Bunlar konuşulurken İdil, Elif ve İdil sıfırın çarpımı konusunu konuşuyorlardı ve sırayı nasıl yazacaklarını hala tam anlamıyla oturtamamışlardı. Derin Su gidip daha önce çalıştığımız çalışma kâğıdını getirdi ve oradan anlatmaya başladı.
Paylaşımın son şekli şöyle oldu:
· 0-1-11’ler Derin Uluengin
· 2-12’ler Derinsu Tat
· 3-13’ler Elif
· 4-14 Atilla
· 5-15 Yankı
· 6-16 Güz
· 7-17 Güneş
· 8 İdil
· 9 Zeyneb
· 10 Umut
Bu paylaşım ilk başta kişi sayısı olarak 10’lara kadar yapıldı. Güneş tablonun boş kalmaması için paylaştırmayı bu şekilde devam ettirdi.
Güneş kapıya astı listeyi ve: herkes buradan baksın yazılı hepsi
Atilla: 4’ler basit yaparım
Derin baktı listeye ve bişey söylemeden 0 yazmaya başladı. Hem satır ve hem sütun yazdı.
Günün geri kalan zamanlarında ve bir sonraki günü tablonun iskeletini çizme ve belirginleştirmeye ayırdılar.
-------------------------------------------------------------------------------------------------------------------------------------------------------------
İki gün sonra tablo sayılar için hazırdı. Sayıları yerleştirmek gerekiyordu ve sabah çemberinde Elif "çarpım tablosunu yapacak mıyız?" diye sordu.
Gizem: Yapalım. Peki neden yapıyoruz o tabloyu?
Atilla: bilmediğimiz sayıları öğreniyoruz. Yani ezberliyoruz.
Güz: Evet. Baksana. Burası benim bak, 6.
Gizem: Yazanlara gidip sorar mısın neden yazdıklarını?
......
Güz: İki taraftan yazmışlar bende en son yazınca bana yer kalmamış.
Gizem: Nasıl yani iki taraf?
Güz: Ya anlamıyor musun hem bak böyle yazmışlar hem de buradan.
Gizem: Peki neden?
Güz: Çünkü iki tarafta da varmış. oldu mu?

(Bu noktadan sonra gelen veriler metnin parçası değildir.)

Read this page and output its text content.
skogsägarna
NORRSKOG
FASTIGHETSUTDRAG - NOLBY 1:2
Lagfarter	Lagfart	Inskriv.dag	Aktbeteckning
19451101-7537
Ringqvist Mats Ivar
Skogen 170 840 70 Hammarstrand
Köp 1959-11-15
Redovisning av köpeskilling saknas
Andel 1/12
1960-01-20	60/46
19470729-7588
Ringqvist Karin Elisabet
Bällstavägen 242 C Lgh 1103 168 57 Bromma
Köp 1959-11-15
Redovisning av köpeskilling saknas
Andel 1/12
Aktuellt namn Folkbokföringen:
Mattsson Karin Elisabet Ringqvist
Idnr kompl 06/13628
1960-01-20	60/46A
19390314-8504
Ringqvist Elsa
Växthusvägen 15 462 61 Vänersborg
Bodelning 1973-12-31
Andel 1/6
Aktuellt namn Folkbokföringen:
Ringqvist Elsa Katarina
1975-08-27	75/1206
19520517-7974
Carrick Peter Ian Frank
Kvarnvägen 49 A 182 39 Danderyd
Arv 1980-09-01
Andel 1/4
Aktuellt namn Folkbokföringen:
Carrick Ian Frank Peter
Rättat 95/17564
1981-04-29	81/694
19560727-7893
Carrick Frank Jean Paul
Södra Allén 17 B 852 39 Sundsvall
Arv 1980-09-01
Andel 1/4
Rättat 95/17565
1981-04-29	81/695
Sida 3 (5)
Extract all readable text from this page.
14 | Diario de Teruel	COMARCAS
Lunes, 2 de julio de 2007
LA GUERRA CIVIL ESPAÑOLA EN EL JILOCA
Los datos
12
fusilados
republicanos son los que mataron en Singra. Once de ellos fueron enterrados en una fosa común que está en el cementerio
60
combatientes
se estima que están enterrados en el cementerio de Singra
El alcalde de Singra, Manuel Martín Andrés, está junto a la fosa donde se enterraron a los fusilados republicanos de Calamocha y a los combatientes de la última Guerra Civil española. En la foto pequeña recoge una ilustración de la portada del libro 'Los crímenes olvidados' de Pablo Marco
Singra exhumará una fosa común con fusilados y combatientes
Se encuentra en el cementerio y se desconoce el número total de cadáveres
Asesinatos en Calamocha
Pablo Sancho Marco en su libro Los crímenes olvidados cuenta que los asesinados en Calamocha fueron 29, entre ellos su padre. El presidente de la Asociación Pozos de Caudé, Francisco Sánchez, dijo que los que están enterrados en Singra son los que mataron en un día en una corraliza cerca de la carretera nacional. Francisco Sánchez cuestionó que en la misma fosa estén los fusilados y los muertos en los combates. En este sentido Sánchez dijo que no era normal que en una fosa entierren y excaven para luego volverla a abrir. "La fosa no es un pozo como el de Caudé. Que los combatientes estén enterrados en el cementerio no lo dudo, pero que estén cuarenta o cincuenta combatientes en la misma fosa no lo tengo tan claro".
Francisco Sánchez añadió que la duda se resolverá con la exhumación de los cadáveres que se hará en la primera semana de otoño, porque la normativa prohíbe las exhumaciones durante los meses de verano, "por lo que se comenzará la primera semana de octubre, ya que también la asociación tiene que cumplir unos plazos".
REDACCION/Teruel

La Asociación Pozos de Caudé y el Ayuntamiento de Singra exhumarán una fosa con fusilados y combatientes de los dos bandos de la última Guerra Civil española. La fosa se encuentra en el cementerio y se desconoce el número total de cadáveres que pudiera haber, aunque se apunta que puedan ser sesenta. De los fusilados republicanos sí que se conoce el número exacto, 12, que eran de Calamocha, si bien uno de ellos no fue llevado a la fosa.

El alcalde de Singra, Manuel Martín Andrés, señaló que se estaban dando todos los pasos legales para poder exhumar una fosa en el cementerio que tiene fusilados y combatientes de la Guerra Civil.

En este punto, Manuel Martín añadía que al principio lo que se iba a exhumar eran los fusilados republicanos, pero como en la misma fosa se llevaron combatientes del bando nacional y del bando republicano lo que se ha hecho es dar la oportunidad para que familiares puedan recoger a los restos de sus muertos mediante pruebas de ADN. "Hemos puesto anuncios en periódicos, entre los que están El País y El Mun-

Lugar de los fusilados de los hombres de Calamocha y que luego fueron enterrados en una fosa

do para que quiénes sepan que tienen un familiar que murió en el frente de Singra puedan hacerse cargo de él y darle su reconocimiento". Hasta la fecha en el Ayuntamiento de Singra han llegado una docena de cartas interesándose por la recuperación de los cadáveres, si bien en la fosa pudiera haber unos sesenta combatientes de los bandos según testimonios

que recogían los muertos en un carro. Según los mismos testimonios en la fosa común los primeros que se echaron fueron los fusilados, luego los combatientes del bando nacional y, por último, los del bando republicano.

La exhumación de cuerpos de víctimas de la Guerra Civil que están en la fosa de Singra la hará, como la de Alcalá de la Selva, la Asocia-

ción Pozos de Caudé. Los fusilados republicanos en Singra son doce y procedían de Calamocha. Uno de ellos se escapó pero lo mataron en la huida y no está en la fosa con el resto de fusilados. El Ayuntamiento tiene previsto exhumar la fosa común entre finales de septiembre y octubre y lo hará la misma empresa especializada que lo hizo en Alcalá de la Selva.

( Güz sadece 2 boşluğa sayılarını yazabildi. Diğer yerler dolmuştu. )
...
ÇArpım tablomuz kullanıma açıldı :)
.....
*Çarpım tablosu büyük ölçüde, en azından bizim kullanacağımız ve işimize yarayacak kısmı bitti ve sınıfımıza astık. Şimdi oradan zaman zaman ritmik sayıyoruz zaman zaman da çarpma işlemlerinde faydalanıyoruz. Çarpım tablosnuna başlarken benim kazanımım çarpma işlemiyken onlar ritmik saymaya geçtiler ve benim beklediğimden daha farklı bir yolla çalıştılar. Bu tabloda benim de bir keşfim oldu ama bunu henüz onlarla paylaşmadım. Bir sayının karesini alma terimini şimdi kafamda daha iyi oturttum. 4'ün karesi 16 çünkü yatak ve dikeyde 4leri birleştirdiğimizde arada 16 tane kare kalıyor ve sağ altta 16 yazıyor :)

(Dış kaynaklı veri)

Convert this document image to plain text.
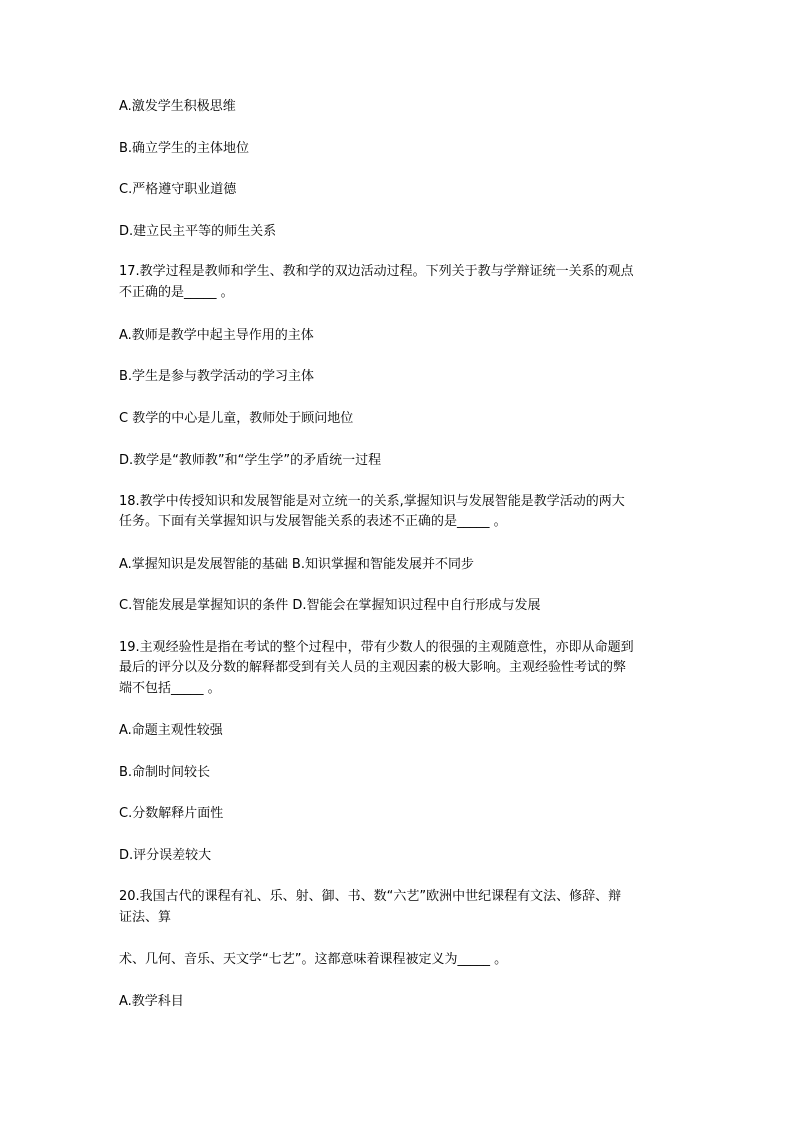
A.激发学生积极思维
B.确立学生的主体地位
C.严格遵守职业道德
D.建立民主平等的师生关系
17.教学过程是教师和学生、教和学的双边活动过程。下列关于教与学辩证统一关系的观点
不正确的是_____ 。
A.教师是教学中起主导作用的主体
B.学生是参与教学活动的学习主体
C 教学的中心是儿童，教师处于顾问地位
D.教学是“教师教”和“学生学”的矛盾统一过程
18.教学中传授知识和发展智能是对立统一的关系,掌握知识与发展智能是教学活动的两大
任务。下面有关掌握知识与发展智能关系的表述不正确的是_____ 。
A.掌握知识是发展智能的基础 B.知识掌握和智能发展并不同步
C.智能发展是掌握知识的条件 D.智能会在掌握知识过程中自行形成与发展
19.主观经验性是指在考试的整个过程中，带有少数人的很强的主观随意性，亦即从命题到
最后的评分以及分数的解释都受到有关人员的主观因素的极大影响。主观经验性考试的弊
端不包括_____ 。
A.命题主观性较强
B.命制时间较长
C.分数解释片面性
D.评分误差较大
20.我国古代的课程有礼、乐、射、御、书、数“六艺”欧洲中世纪课程有文法、修辞、辩
证法、算
术、几何、音乐、天文学“七艺”。这都意味着课程被定义为_____ 。
A.教学科目
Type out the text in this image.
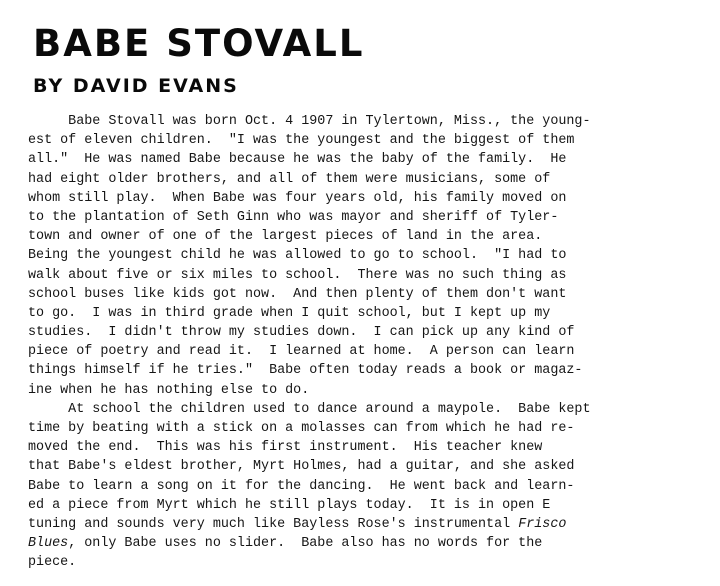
BABE STOVALL
BY DAVID EVANS
Babe Stovall was born Oct. 4 1907 in Tylertown, Miss., the young-
est of eleven children.  "I was the youngest and the biggest of them
all."  He was named Babe because he was the baby of the family.  He
had eight older brothers, and all of them were musicians, some of
whom still play.  When Babe was four years old, his family moved on
to the plantation of Seth Ginn who was mayor and sheriff of Tyler-
town and owner of one of the largest pieces of land in the area.
Being the youngest child he was allowed to go to school.  "I had to
walk about five or six miles to school.  There was no such thing as
school buses like kids got now.  And then plenty of them don't want
to go.  I was in third grade when I quit school, but I kept up my
studies.  I didn't throw my studies down.  I can pick up any kind of
piece of poetry and read it.  I learned at home.  A person can learn
things himself if he tries."  Babe often today reads a book or magaz-
ine when he has nothing else to do.
At school the children used to dance around a maypole.  Babe kept
time by beating with a stick on a molasses can from which he had re-
moved the end.  This was his first instrument.  His teacher knew
that Babe's eldest brother, Myrt Holmes, had a guitar, and she asked
Babe to learn a song on it for the dancing.  He went back and learn-
ed a piece from Myrt which he still plays today.  It is in open E
tuning and sounds very much like Bayless Rose's instrumental Frisco
Blues, only Babe uses no slider.  Babe also has no words for the
piece.
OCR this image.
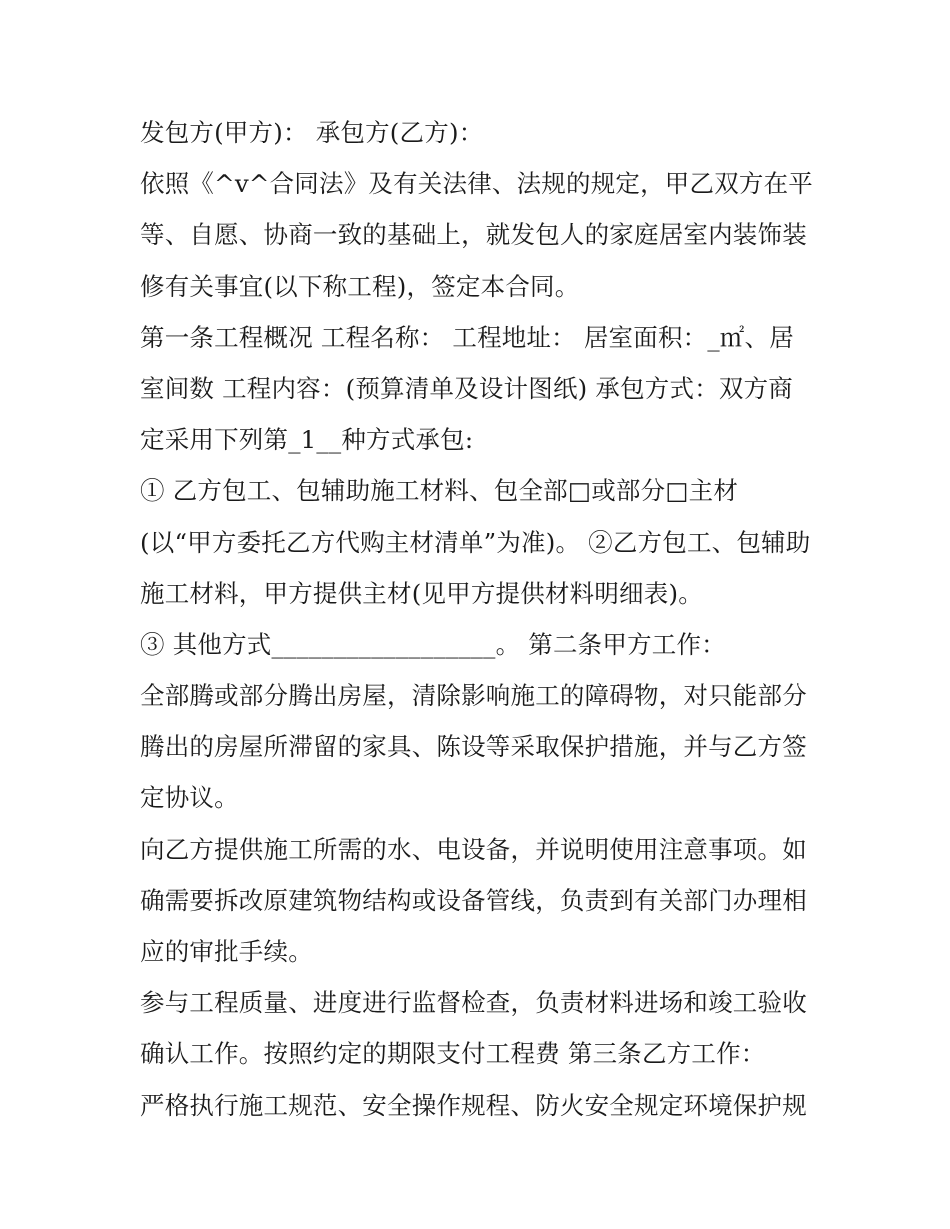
发包方(甲方)： 承包方(乙方)：
依照《^v^合同法》及有关法律、法规的规定，甲乙双方在平
等、自愿、协商一致的基础上，就发包人的家庭居室内装饰装
修有关事宜(以下称工程)，签定本合同。
第一条工程概况 工程名称： 工程地址： 居室面积：_㎡、居
室间数 工程内容：(预算清单及设计图纸) 承包方式：双方商
定采用下列第_1__种方式承包:
① 乙方包工、包辅助施工材料、包全部□或部分□主材
(以“甲方委托乙方代购主材清单”为准)。 ②乙方包工、包辅助
施工材料，甲方提供主材(见甲方提供材料明细表)。
③ 其他方式__________________。 第二条甲方工作：
全部腾或部分腾出房屋，清除影响施工的障碍物，对只能部分
腾出的房屋所滞留的家具、陈设等采取保护措施，并与乙方签
定协议。
向乙方提供施工所需的水、电设备，并说明使用注意事项。如
确需要拆改原建筑物结构或设备管线，负责到有关部门办理相
应的审批手续。
参与工程质量、进度进行监督检查，负责材料进场和竣工验收
确认工作。按照约定的期限支付工程费 第三条乙方工作：
严格执行施工规范、安全操作规程、防火安全规定环境保护规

-------------------------------------------------------------------------------------------------------------------------------------------------------------
İki gün sonra tablo sayılar için hazırdı. Sayıları yerleştirmek gerekiyordu ve sabah çemberinde Elif "çarpım tablosunu yapacak mıyız?" diye sordu.
Gizem: Yapalım. Peki neden yapıyoruz o tabloyu?

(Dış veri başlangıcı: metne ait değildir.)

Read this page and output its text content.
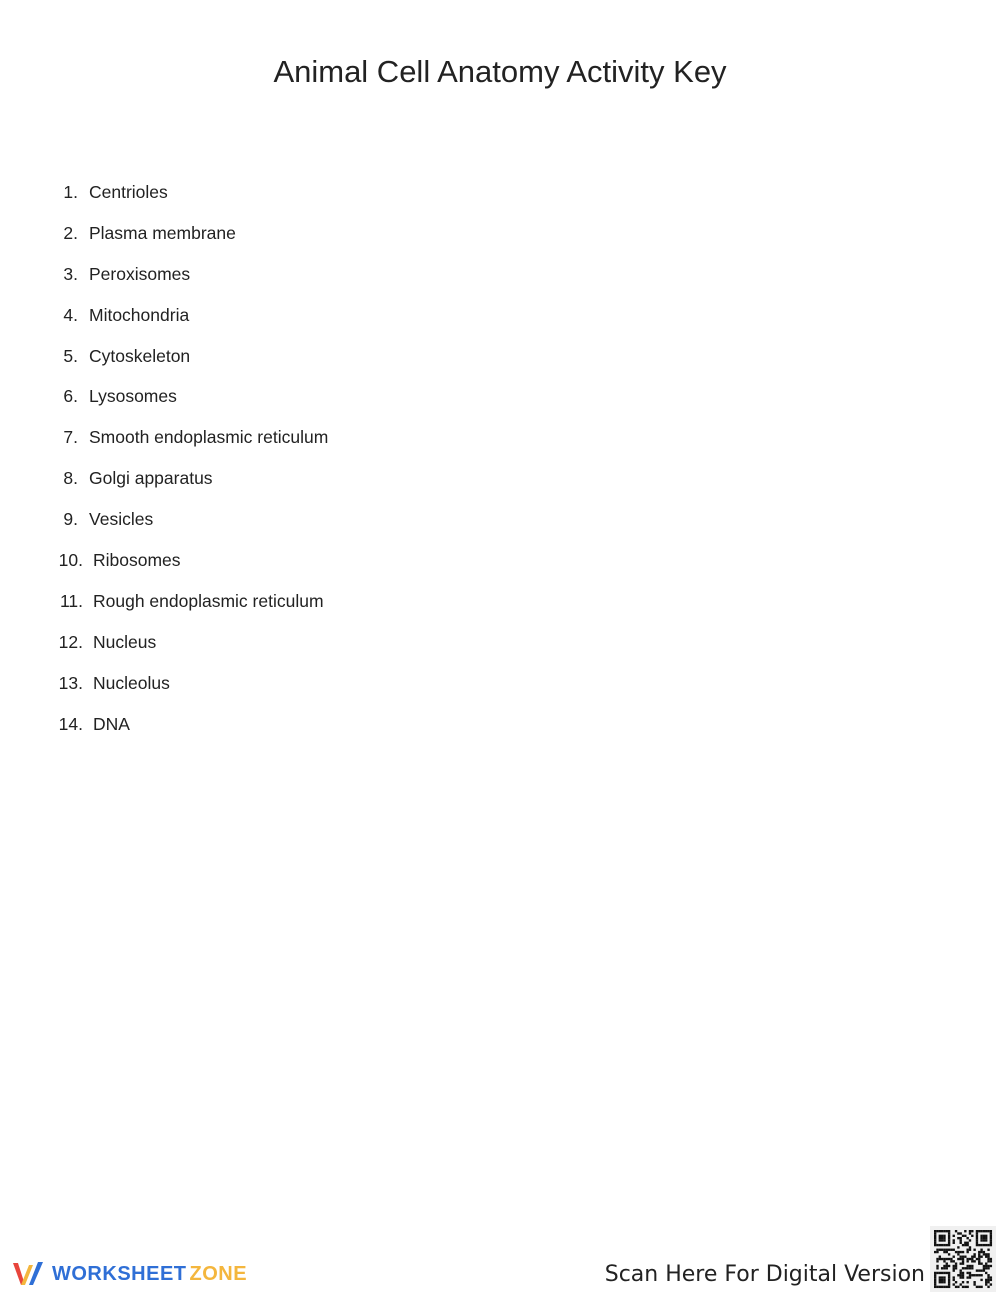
Animal Cell Anatomy Activity Key
1. Centrioles
2. Plasma membrane
3. Peroxisomes
4. Mitochondria
5. Cytoskeleton
6. Lysosomes
7. Smooth endoplasmic reticulum
8. Golgi apparatus
9. Vesicles
10. Ribosomes
11. Rough endoplasmic reticulum
12. Nucleus
13. Nucleolus
14. DNA
WORKSHEET ZONE	Scan Here For Digital Version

Atilla: bilmediğimiz sayıları öğreniyoruz. Yani ezberliyoruz.
Gizem: peki sen ne öğrendin?
A: Ben 4’leri 84 e kadar yaptım. Önceden 40’lara kadar sayıyordum.
Güneş: 4-8-12 ( saymaya başladı)
Elif: Ben çarpım tablosuna teşekkür ediyorum.
G: Teşekkür ediyorsun??
Elif: Evet. Ben evde hep televizyon izlerim, oyun oynarım filan. Eve gittim annem beni tebrik etti ders çalıştığım için. O yüzden teşekkür ediyorum.
Güneş: Mesela 7 şer saymayı öğrendim ben.
İdil: Ben 8er saymayı öğrendim sayayım mı? ( Saymaya başladı)
Peki nasıl öğrendin bunu, nasıl çalıştın?
İdil: Mesela ilk önce sekizden başlayarak 8 ekleyerek yazdım defterimde. Sonra çarpım tablosuna geçirdim.
Atilla: Ben 4’er saymayı şöyle öğrendim. Daha önce kitabımda 4er say diyordu 100e kadar. Ben de o zaman yapamamıştım. Şimdi bi kaç defa yazdım öğrendim.
Güz: Ben 6 parmağımı açtım ekleye ekleye öğrendim. Bir de 9ları öğrendim.
( Güz 6'ları çalışırken )
Derin: Mesela 1 yazıyorsun yanına 1 ekliyorsun. Diyelim 11, 20ye çıkıyor. 20nin 2 sini yazıyorsun yanına aynısını ekliyorsun. 22 . 11 leri yazıyorsun.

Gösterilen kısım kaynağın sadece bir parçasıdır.